Presiden AS Donald Trump memerintahkan jajarannya untuk meningkatkan produksi minyak mentah. Perintah ini dikeluarkan di tengah meningkatnya ketegangan geopolitik, khususnya ancaman Iran untuk menutup Selat Hormuz, jalur vital perdagangan minyak global.
Pernyataan Trump disampaikan melalui platform media sosial Truth Social. Ia menekankan pentingnya meningkatkan produksi minyak dengan mengatakan, “Bor sayang, bor. Maksud saya sekarang, meskipun tidak ada gangguan minyak besar setelah pemboman Iran.”
Trump juga secara eksplisit memerintahkan agar harga minyak tetap rendah. Dalam unggahan terpisah di Truth Social, ia menulis dengan huruf kapital, “Semua orang, pertahankan harga minyak tetap rendah, saya mengawasi! Kalian bermain sesuai keinginan musuh, jangan lakukan itu.”

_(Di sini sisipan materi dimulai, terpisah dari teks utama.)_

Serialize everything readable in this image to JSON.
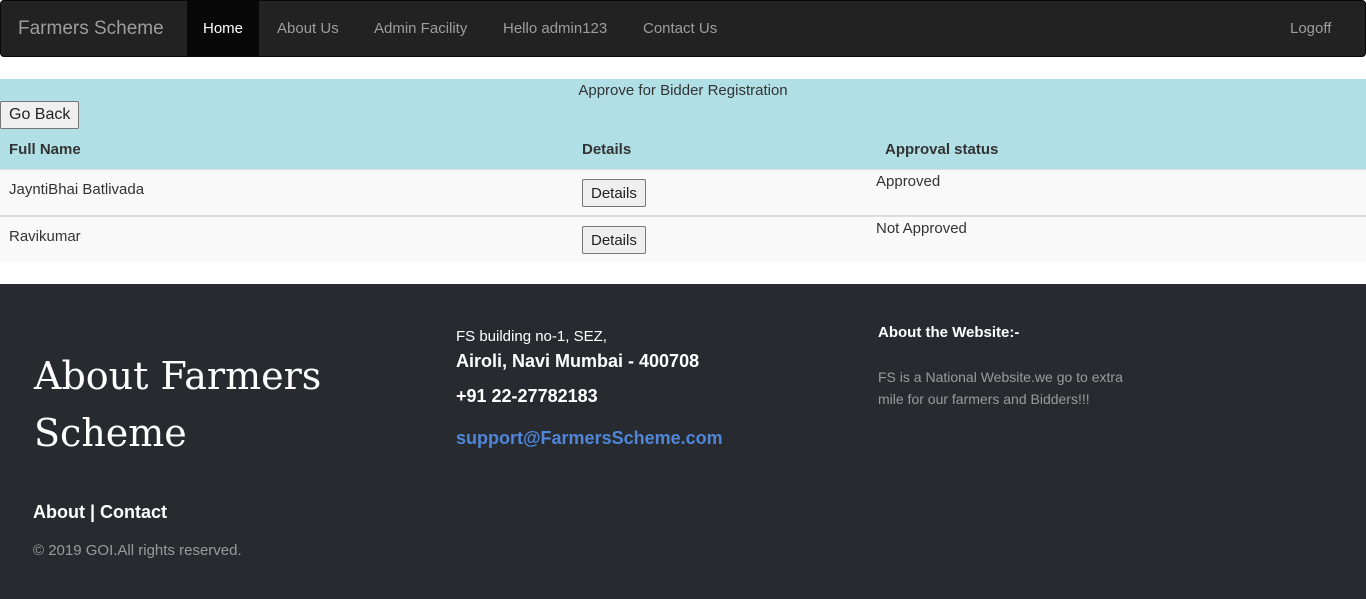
{
  "navbar": {
    "brand": "Farmers Scheme",
    "items": [
      {
        "label": "Home"
      },
      {
        "label": "About Us"
      },
      {
        "label": "Admin Facility"
      },
      {
        "label": "Hello admin123"
      },
      {
        "label": "Contact Us"
      }
    ],
    "logoff": "Logoff"
  },
  "approval": {
    "title": "Approve for Bidder Registration",
    "go_back": "Go Back",
    "columns": [
      "Full Name",
      "Details",
      "Approval status"
    ],
    "rows": [
      {
        "name": "JayntiBhai Batlivada",
        "details_label": "Details",
        "status": "Approved"
      },
      {
        "name": "Ravikumar",
        "details_label": "Details",
        "status": "Not Approved"
      }
    ]
  },
  "footer": {
    "heading": "About Farmers Scheme",
    "link_about": "About",
    "link_sep": " | ",
    "link_contact": "Contact",
    "copyright": "© 2019 GOI.All rights reserved.",
    "address_line1": "FS building no-1, SEZ,",
    "address_line2": "Airoli, Navi Mumbai - 400708",
    "phone": "+91 22-27782183",
    "email": "support@FarmersScheme.com",
    "about_title": "About the Website:-",
    "about_text": "FS is a National Website.we go to extra mile for our farmers and Bidders!!!"
  },
  "colors": {
    "navbar_bg": "#222222",
    "panel_bg": "#b0dfe5",
    "footer_bg": "#272b30",
    "email_link": "#4f86d8"
  }
}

Menanggapi perintah tersebut, Menteri Energi AS, Chris Wright, menyatakan komitmennya untuk segera meningkatkan produksi. Ia memberikan respon singkat, “Kami akan melakukannya!” Namun, belum jelas secara spesifik langkah-langkah apa yang akan diambil Departemen Energi AS untuk mencapai target tersebut.
Ketegangan di Timur Tengah meningkat tajam setelah serangan Israel ke Iran. Serangan tersebut memicu lonjakan harga minyak dunia lebih dari 9 persen pada Jumat, 13 Juni 2025, mencapai level tertinggi dalam hampir lima bulan.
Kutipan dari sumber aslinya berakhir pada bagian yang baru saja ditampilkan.